Proximity to apartments required strict inwardness. He neither looked to the side, nor, in foremind, noticed much outside his immediate purpose. Through the portals he saw that dwellers slept and studied and played with progeny and sat their rugs, but he registered little of all that. Walking next to a fellow digger, the fellow nodded at him, but kept the silence of the walk. He noted some static maintenance workers had joined the procession in a show of support.

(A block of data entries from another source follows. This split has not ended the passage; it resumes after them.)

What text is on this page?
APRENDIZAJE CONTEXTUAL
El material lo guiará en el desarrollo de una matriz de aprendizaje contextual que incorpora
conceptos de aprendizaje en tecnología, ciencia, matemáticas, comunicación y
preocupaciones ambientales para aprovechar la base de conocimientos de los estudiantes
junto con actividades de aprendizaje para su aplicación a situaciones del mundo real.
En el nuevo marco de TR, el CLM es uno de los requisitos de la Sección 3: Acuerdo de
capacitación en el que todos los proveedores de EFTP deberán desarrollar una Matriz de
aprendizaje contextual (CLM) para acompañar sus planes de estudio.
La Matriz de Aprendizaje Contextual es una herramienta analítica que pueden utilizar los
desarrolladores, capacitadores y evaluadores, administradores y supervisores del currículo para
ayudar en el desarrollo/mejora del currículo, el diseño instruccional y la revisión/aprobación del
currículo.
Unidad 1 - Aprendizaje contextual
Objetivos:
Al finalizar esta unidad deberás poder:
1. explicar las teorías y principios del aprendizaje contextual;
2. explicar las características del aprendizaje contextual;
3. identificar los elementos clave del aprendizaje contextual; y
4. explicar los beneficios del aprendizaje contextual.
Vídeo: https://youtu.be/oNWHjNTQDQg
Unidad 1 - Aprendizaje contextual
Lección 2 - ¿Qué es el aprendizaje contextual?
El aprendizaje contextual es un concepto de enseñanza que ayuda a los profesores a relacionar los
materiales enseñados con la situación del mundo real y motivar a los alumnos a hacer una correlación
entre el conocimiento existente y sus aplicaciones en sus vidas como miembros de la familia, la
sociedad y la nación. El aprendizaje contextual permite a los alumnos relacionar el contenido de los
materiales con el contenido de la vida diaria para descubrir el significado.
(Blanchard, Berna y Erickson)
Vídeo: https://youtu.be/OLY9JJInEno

And then, at the next curve of the way, stood Maret Din Kharon. She fell in beside him.

“Here are rugs we will never see again,” he muttered by way of greeting. “All for the whim of Nefer.”

“We renew our home, Vod-as. I have two sadnesses for the deaths, but sometimes there will be a lapse in safety.”

He spoke close to her ear. “Her
whim
, those tunnels.”

“We must renew our world,” she whispered.

The vision of Wecar’s hand protruding from the slide prompted his bitter reply: “You sound like a static.” At the rebuke, Maret fell silent. “If you will speak like a static, best you don’t come to lay the rugs down.”

Maret dropped back, and Vod stopped with her for a moment.

“Best you don’t come farther, Maret-as, if you still keep your color.”
While those with murdered kin pale with grief
. He thought it, but kept it to himself.

She nodded gravely, standing calm as stone while the procession retreated into the depths.

The sixteen rugs were borne along, tightly rolled, pattern facing inward. The footfalls of the mourners were the only sounds, as dwellers stopped their errands to let the procession pass by. With every step, Vod dug a deeper groove in his heart, hating Nefer Ton Enkar.